Detailed Description
Gynecologic mesh, including transvaginal mesh and mesh used in abdominal or laparoscopic sacrocolpopexy, has been used for pelvic organ prolapse since its debut in the US in 2005. It provides higher success and satisfaction rate than traditional colporrhaphy, but mesh-related complications, such as pain, mesh exposure and bleeding, have been reported. U.S. Food and Drug Administration issued a Safety Update in 2011 to inform the public that serious complications associated with synthetic mesh for the transvaginal repair of POP were common. Taiwan FDA and associated committees decided that the use of gynecologic mesh should be regulated.

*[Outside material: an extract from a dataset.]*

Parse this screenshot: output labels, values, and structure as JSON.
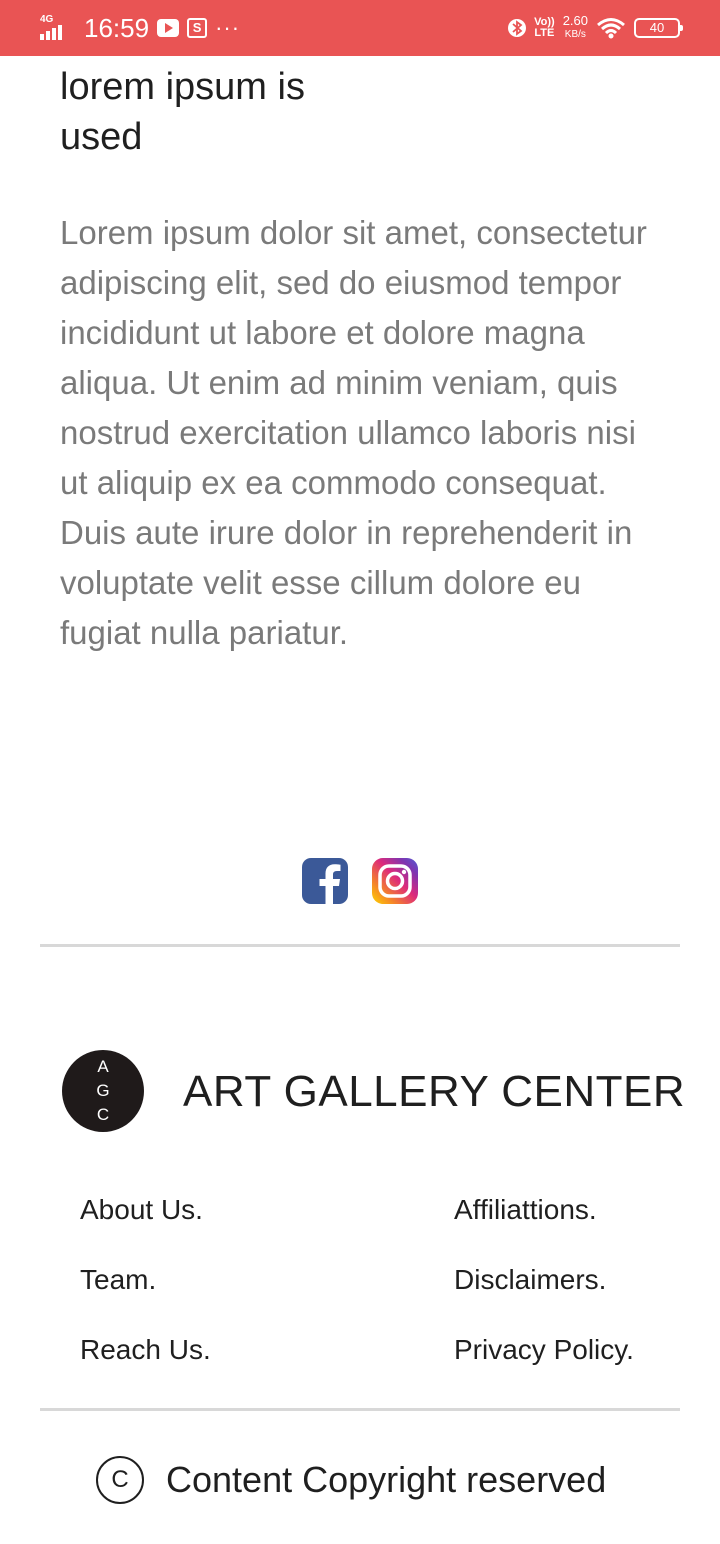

Thorough study and evaluation are needed.
Investigators
Chin-Tsung Shen
The Office of Research and Development
Mackay Medical College
Eligibility Criteria
Inclusion Criteria
- •Pelvic organ prolapse patients with objective / subjective voiding dysfunctions
- •Underwent surgery for symptomatic POP ≥ stage II (POP-Q system)
Exclusion Criteria
- •Patients with a history of pelvic radiation.

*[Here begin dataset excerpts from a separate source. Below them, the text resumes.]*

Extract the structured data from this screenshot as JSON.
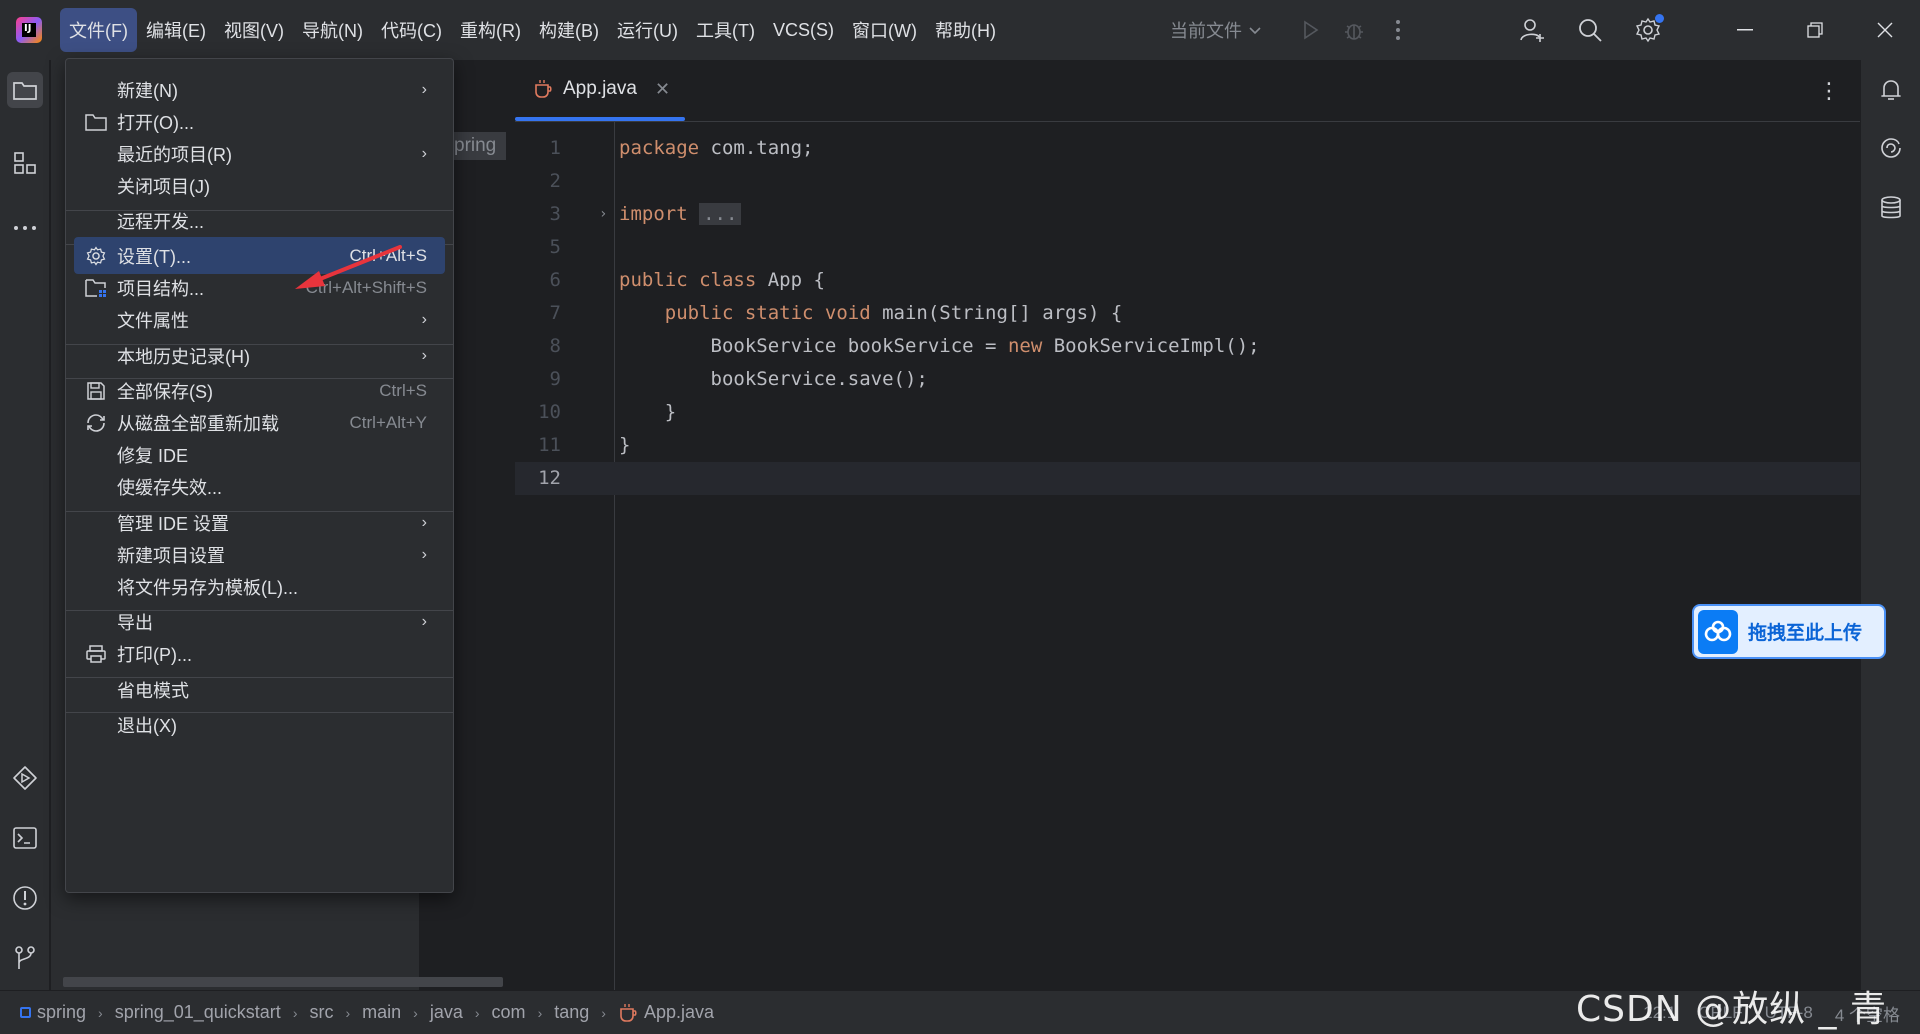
{
  "menubar": {
    "items": [
      "文件(F)",
      "编辑(E)",
      "视图(V)",
      "导航(N)",
      "代码(C)",
      "重构(R)",
      "构建(B)",
      "运行(U)",
      "工具(T)",
      "VCS(S)",
      "窗口(W)",
      "帮助(H)"
    ],
    "active_index": 0
  },
  "toolbar": {
    "run_config": "当前文件"
  },
  "project_panel": {
    "visible_snippet": "pring"
  },
  "file_menu": {
    "new": "新建(N)",
    "open": "打开(O)...",
    "recent": "最近的项目(R)",
    "close_project": "关闭项目(J)",
    "remote_dev": "远程开发...",
    "settings": "设置(T)...",
    "settings_shortcut": "Ctrl+Alt+S",
    "project_structure": "项目结构...",
    "project_structure_shortcut": "Ctrl+Alt+Shift+S",
    "file_properties": "文件属性",
    "local_history": "本地历史记录(H)",
    "save_all": "全部保存(S)",
    "save_all_shortcut": "Ctrl+S",
    "reload_all": "从磁盘全部重新加载",
    "reload_all_shortcut": "Ctrl+Alt+Y",
    "repair_ide": "修复 IDE",
    "invalidate_caches": "使缓存失效...",
    "manage_ide_settings": "管理 IDE 设置",
    "new_project_settings": "新建项目设置",
    "save_as_template": "将文件另存为模板(L)...",
    "export": "导出",
    "print": "打印(P)...",
    "power_save": "省电模式",
    "exit": "退出(X)"
  },
  "editor": {
    "tab_label": "App.java",
    "lines": [
      {
        "n": "1",
        "parts": [
          {
            "t": "package",
            "k": "kw"
          },
          {
            "t": " com.tang;",
            "k": ""
          }
        ]
      },
      {
        "n": "2",
        "parts": []
      },
      {
        "n": "3",
        "parts": [
          {
            "t": "import",
            "k": "kw"
          },
          {
            "t": " ",
            "k": ""
          },
          {
            "t": "...",
            "k": "folded"
          }
        ],
        "fold": true
      },
      {
        "n": "5",
        "parts": []
      },
      {
        "n": "6",
        "parts": [
          {
            "t": "public class",
            "k": "kw"
          },
          {
            "t": " App {",
            "k": ""
          }
        ]
      },
      {
        "n": "7",
        "parts": [
          {
            "t": "    ",
            "k": ""
          },
          {
            "t": "public static void",
            "k": "kw"
          },
          {
            "t": " main(String[] args) {",
            "k": ""
          }
        ]
      },
      {
        "n": "8",
        "parts": [
          {
            "t": "        BookService bookService = ",
            "k": ""
          },
          {
            "t": "new",
            "k": "kw"
          },
          {
            "t": " BookServiceImpl();",
            "k": ""
          }
        ]
      },
      {
        "n": "9",
        "parts": [
          {
            "t": "        bookService.save();",
            "k": ""
          }
        ]
      },
      {
        "n": "10",
        "parts": [
          {
            "t": "    }",
            "k": ""
          }
        ]
      },
      {
        "n": "11",
        "parts": [
          {
            "t": "}",
            "k": ""
          }
        ]
      },
      {
        "n": "12",
        "parts": [],
        "current": true
      }
    ]
  },
  "upload": {
    "label": "拖拽至此上传"
  },
  "statusbar": {
    "breadcrumbs": [
      "spring",
      "spring_01_quickstart",
      "src",
      "main",
      "java",
      "com",
      "tang",
      "App.java"
    ],
    "position": "12:1",
    "line_sep": "CRLF",
    "encoding": "UTF-8",
    "indent": "4 个空格"
  },
  "watermark": "CSDN @放纵 _ 青春",
  "colors": {
    "menu_highlight": "#2e436e",
    "menubar_active": "#3d4f84",
    "keyword": "#cf8e6d",
    "arrow_red": "#e8343c"
  }
}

- •Patients with a history of vesico-/recto-/urethra-vaginal fistula
- •Patients unable to be followed up.
Outcomes
Primary Outcomes
trans-vaginal mesh repair
Time Frame: Generally in our hospital, pre-operative investigation will be done about 30 days before surgery, post-operative investigation will within 1year after surgery.
Urodynamic investigations (The urodynamic study included free uroflowmetry, postvoid residual, filling and voiding cystometry, and a urethral pressure profile. The filling cystometry and urethral pressure profile were performed with 37 degrees C normal saline similar to body temperature at an infusion rate of 80 ml/min. 1. The urodynamic data of POP patient with grade \> or = II, will be retrograde analyzed and and compared. 2. Pressure-associated parameters, such as abdominal pressure (Pabd), detrusor pressure (Pdet) will be measured as centimeter of water column (cmH2O), volume-associated parameters, such as infused volume (Vinf), voided volume (Vvod) and intravesical volume (Vive) will measured as ml. Derived parameter will be expressed as their results of calculation.